Warehouse REIT has swung to a £182m loss due to falls in capital values.
Announcing its annual results today, the REIT said it made £32.2m in operating profit, down on last year’s £35.4m. But the impact of valuations had caused IFRS profit to fall from £191.2m last year to this year’s £182.8m loss.
Chair Neil Kirton said: “This financial year saw a marked divergence between equity market valuations and the continued strength of the occupier market. Operationally, our performance has been strong; our focus on multi-let assets in key industrial hubs where demand remains firm but supply is constrained is paying off with like-for-like growth in contracted rents of 5.3%.”

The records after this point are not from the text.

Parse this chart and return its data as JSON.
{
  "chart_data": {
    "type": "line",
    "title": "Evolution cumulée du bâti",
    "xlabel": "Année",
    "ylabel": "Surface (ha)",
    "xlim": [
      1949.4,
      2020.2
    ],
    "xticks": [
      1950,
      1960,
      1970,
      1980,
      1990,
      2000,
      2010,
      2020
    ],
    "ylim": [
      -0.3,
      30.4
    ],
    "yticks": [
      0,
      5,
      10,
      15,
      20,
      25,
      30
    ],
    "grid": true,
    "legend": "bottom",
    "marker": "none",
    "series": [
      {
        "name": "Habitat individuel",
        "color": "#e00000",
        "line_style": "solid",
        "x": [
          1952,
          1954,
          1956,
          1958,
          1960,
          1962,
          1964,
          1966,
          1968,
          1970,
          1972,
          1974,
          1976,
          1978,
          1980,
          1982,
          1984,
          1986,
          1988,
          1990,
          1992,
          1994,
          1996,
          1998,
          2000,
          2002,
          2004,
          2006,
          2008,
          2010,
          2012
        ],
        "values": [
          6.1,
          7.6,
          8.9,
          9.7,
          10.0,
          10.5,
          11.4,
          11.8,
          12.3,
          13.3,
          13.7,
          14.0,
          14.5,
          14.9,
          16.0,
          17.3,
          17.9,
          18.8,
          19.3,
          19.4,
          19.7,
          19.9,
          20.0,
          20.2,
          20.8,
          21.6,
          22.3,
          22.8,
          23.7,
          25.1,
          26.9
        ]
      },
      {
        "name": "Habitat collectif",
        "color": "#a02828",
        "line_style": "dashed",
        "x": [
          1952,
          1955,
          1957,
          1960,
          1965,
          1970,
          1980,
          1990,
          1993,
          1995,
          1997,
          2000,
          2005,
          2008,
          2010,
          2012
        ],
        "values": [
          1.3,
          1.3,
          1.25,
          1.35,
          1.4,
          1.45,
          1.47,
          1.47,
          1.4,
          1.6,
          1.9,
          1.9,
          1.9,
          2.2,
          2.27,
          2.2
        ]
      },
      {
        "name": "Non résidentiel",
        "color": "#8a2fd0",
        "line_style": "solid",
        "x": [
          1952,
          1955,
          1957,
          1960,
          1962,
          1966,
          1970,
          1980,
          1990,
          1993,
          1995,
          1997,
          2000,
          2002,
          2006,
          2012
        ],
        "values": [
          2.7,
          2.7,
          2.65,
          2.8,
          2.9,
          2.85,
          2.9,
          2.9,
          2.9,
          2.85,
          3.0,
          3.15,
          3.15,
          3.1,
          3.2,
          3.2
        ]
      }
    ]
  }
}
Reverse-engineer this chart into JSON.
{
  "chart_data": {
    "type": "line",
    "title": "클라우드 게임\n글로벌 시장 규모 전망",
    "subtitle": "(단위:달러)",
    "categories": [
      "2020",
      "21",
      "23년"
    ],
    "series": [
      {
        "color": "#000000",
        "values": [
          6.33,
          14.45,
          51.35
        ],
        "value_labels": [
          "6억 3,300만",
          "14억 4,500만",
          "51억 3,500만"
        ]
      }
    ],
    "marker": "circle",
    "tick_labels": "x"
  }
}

Kirton said the REIT had “acted decisively”, selling off £90m of non-core assets in line with its disposals plan.
As a result, the REIT’s portfolio has fallen in value from just over £1bn to £828m, while net asset value dropped from £739m to £528.5m as LTV rose from 25% to 34%.
Kirton said the outlook for the coming year was far more positive. “There are clearer signs that investors are returning to the market, evidenced by activity across the sector and our most recent sales, which are ahead of book. At Radway, our flagship scheme in Crewe, we are now in advanced negotiations for a significant prelet, a major milestone which validates our ambitious but highly disciplined approach to development. This opportunity, coupled with an improved financial position and our 71% weighting towards multi-let assets, the strongest part of our market, leaves us well positioned for the future.”

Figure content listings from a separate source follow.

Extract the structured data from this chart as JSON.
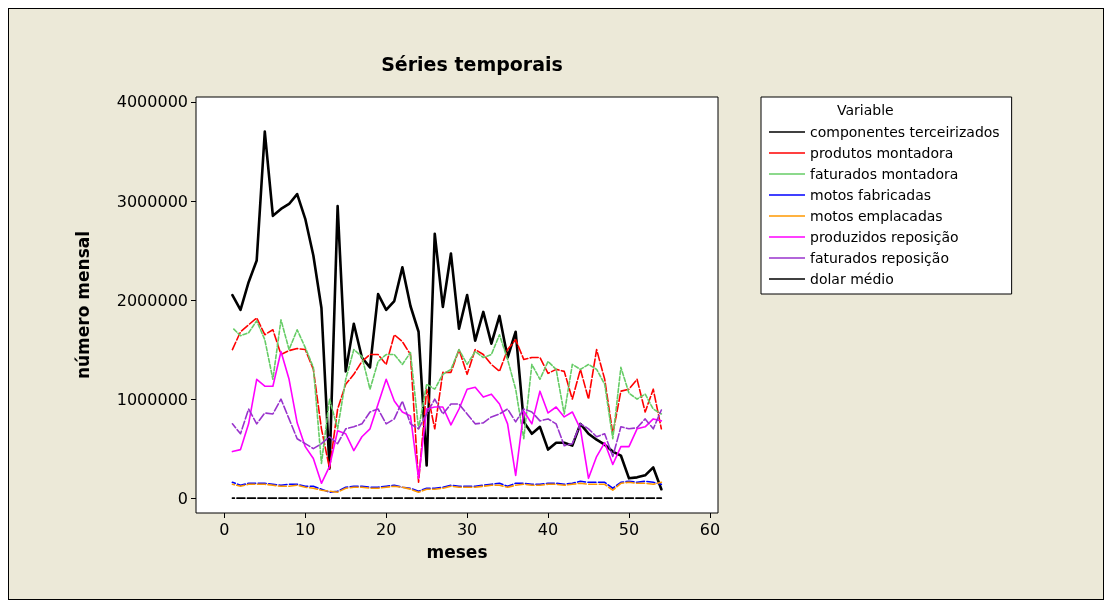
{
  "chart_data": {
    "type": "line",
    "title": "Séries temporais",
    "xlabel": "meses",
    "ylabel": "número mensal",
    "legend_title": "Variable",
    "legend": "right",
    "grid": false,
    "marker": "none",
    "x": [
      1,
      2,
      3,
      4,
      5,
      6,
      7,
      8,
      9,
      10,
      11,
      12,
      13,
      14,
      15,
      16,
      17,
      18,
      19,
      20,
      21,
      22,
      23,
      24,
      25,
      26,
      27,
      28,
      29,
      30,
      31,
      32,
      33,
      34,
      35,
      36,
      37,
      38,
      39,
      40,
      41,
      42,
      43,
      44,
      45,
      46,
      47,
      48,
      49,
      50,
      51,
      52,
      53,
      54
    ],
    "xlim": [
      -3.5,
      61
    ],
    "xticks": [
      0,
      10,
      20,
      30,
      40,
      50,
      60
    ],
    "ylim": [
      -150000,
      4050000
    ],
    "yticks": [
      0,
      1000000,
      2000000,
      3000000,
      4000000
    ],
    "series": [
      {
        "name": "componentes terceirizados",
        "color": "#000000",
        "line_style": "solid",
        "values": [
          2050000,
          1900000,
          2180000,
          2400000,
          3700000,
          2850000,
          2920000,
          2970000,
          3070000,
          2820000,
          2450000,
          1920000,
          300000,
          2950000,
          1280000,
          1760000,
          1420000,
          1320000,
          2060000,
          1900000,
          1990000,
          2330000,
          1940000,
          1680000,
          330000,
          2670000,
          1930000,
          2470000,
          1710000,
          2050000,
          1590000,
          1880000,
          1560000,
          1840000,
          1420000,
          1680000,
          770000,
          650000,
          720000,
          490000,
          560000,
          560000,
          530000,
          750000,
          650000,
          590000,
          540000,
          470000,
          430000,
          200000,
          210000,
          230000,
          310000,
          90000
        ]
      },
      {
        "name": "produtos montadora",
        "color": "#ff0000",
        "line_style": "dashed",
        "values": [
          1500000,
          1680000,
          1750000,
          1820000,
          1650000,
          1700000,
          1450000,
          1490000,
          1510000,
          1500000,
          1300000,
          700000,
          300000,
          900000,
          1150000,
          1250000,
          1380000,
          1450000,
          1450000,
          1350000,
          1650000,
          1580000,
          1450000,
          160000,
          1100000,
          700000,
          1270000,
          1270000,
          1500000,
          1250000,
          1500000,
          1450000,
          1350000,
          1280000,
          1500000,
          1600000,
          1400000,
          1420000,
          1420000,
          1260000,
          1300000,
          1280000,
          1000000,
          1300000,
          1000000,
          1500000,
          1200000,
          650000,
          1080000,
          1100000,
          1200000,
          870000,
          1100000,
          700000
        ]
      },
      {
        "name": "faturados montadora",
        "color": "#66cc66",
        "line_style": "dotted",
        "values": [
          1720000,
          1640000,
          1670000,
          1790000,
          1600000,
          1200000,
          1800000,
          1500000,
          1700000,
          1520000,
          1320000,
          350000,
          1000000,
          700000,
          1200000,
          1500000,
          1430000,
          1100000,
          1380000,
          1450000,
          1450000,
          1350000,
          1470000,
          700000,
          1150000,
          1100000,
          1250000,
          1300000,
          1500000,
          1350000,
          1480000,
          1420000,
          1450000,
          1650000,
          1400000,
          1100000,
          600000,
          1350000,
          1200000,
          1380000,
          1300000,
          850000,
          1350000,
          1300000,
          1350000,
          1300000,
          1150000,
          600000,
          1320000,
          1060000,
          1000000,
          1050000,
          900000,
          850000
        ]
      },
      {
        "name": "motos fabricadas",
        "color": "#0000ff",
        "line_style": "dashed",
        "values": [
          160000,
          130000,
          150000,
          150000,
          150000,
          140000,
          130000,
          140000,
          140000,
          120000,
          120000,
          90000,
          60000,
          70000,
          110000,
          120000,
          120000,
          110000,
          110000,
          120000,
          130000,
          110000,
          100000,
          70000,
          100000,
          100000,
          110000,
          130000,
          120000,
          120000,
          120000,
          130000,
          140000,
          150000,
          120000,
          150000,
          150000,
          140000,
          140000,
          150000,
          150000,
          140000,
          150000,
          170000,
          160000,
          160000,
          160000,
          100000,
          160000,
          170000,
          160000,
          170000,
          160000,
          140000
        ]
      },
      {
        "name": "motos emplacadas",
        "color": "#ff9900",
        "line_style": "dashed",
        "values": [
          140000,
          120000,
          140000,
          140000,
          140000,
          130000,
          120000,
          120000,
          130000,
          110000,
          100000,
          80000,
          70000,
          60000,
          100000,
          110000,
          110000,
          100000,
          100000,
          110000,
          120000,
          110000,
          90000,
          60000,
          90000,
          90000,
          100000,
          120000,
          110000,
          110000,
          110000,
          120000,
          130000,
          130000,
          110000,
          130000,
          140000,
          130000,
          130000,
          140000,
          140000,
          130000,
          140000,
          150000,
          140000,
          140000,
          140000,
          80000,
          150000,
          160000,
          150000,
          150000,
          140000,
          160000
        ]
      },
      {
        "name": "produzidos reposição",
        "color": "#ff00ff",
        "line_style": "solid",
        "values": [
          470000,
          490000,
          750000,
          1200000,
          1130000,
          1130000,
          1480000,
          1200000,
          760000,
          520000,
          400000,
          150000,
          320000,
          680000,
          650000,
          480000,
          620000,
          700000,
          950000,
          1200000,
          980000,
          870000,
          830000,
          200000,
          900000,
          920000,
          920000,
          740000,
          900000,
          1100000,
          1120000,
          1020000,
          1050000,
          950000,
          750000,
          230000,
          880000,
          750000,
          1080000,
          860000,
          920000,
          820000,
          870000,
          700000,
          200000,
          420000,
          560000,
          340000,
          520000,
          520000,
          700000,
          720000,
          800000,
          780000
        ]
      },
      {
        "name": "faturados reposição",
        "color": "#9933cc",
        "line_style": "dashed",
        "values": [
          750000,
          650000,
          900000,
          750000,
          860000,
          850000,
          1000000,
          800000,
          600000,
          550000,
          500000,
          550000,
          620000,
          550000,
          700000,
          720000,
          750000,
          870000,
          900000,
          750000,
          800000,
          980000,
          750000,
          700000,
          850000,
          1000000,
          850000,
          950000,
          950000,
          850000,
          750000,
          760000,
          820000,
          850000,
          900000,
          770000,
          900000,
          870000,
          780000,
          800000,
          750000,
          530000,
          550000,
          750000,
          700000,
          620000,
          650000,
          420000,
          720000,
          700000,
          710000,
          800000,
          700000,
          890000
        ]
      },
      {
        "name": "dolar médio",
        "color": "#000000",
        "line_style": "dashed",
        "values": [
          0,
          0,
          0,
          0,
          0,
          0,
          0,
          0,
          0,
          0,
          0,
          0,
          0,
          0,
          0,
          0,
          0,
          0,
          0,
          0,
          0,
          0,
          0,
          0,
          0,
          0,
          0,
          0,
          0,
          0,
          0,
          0,
          0,
          0,
          0,
          0,
          0,
          0,
          0,
          0,
          0,
          0,
          0,
          0,
          0,
          0,
          0,
          0,
          0,
          0,
          0,
          0,
          0,
          0
        ]
      }
    ]
  }
}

The REIT also announced that senior independent director Martin Meech will be standing down in September to take up an executive position in the real estate industry. He has served on the board since the company’s IPO in 2017.
Meanwhile Simon Hope, executive chair of Tilstone Partners, which set up Warehouse REIT and acts as its investment advisor, has been appointed co-managing director. He will now run Tilstone Partners alongside Andrew Bird.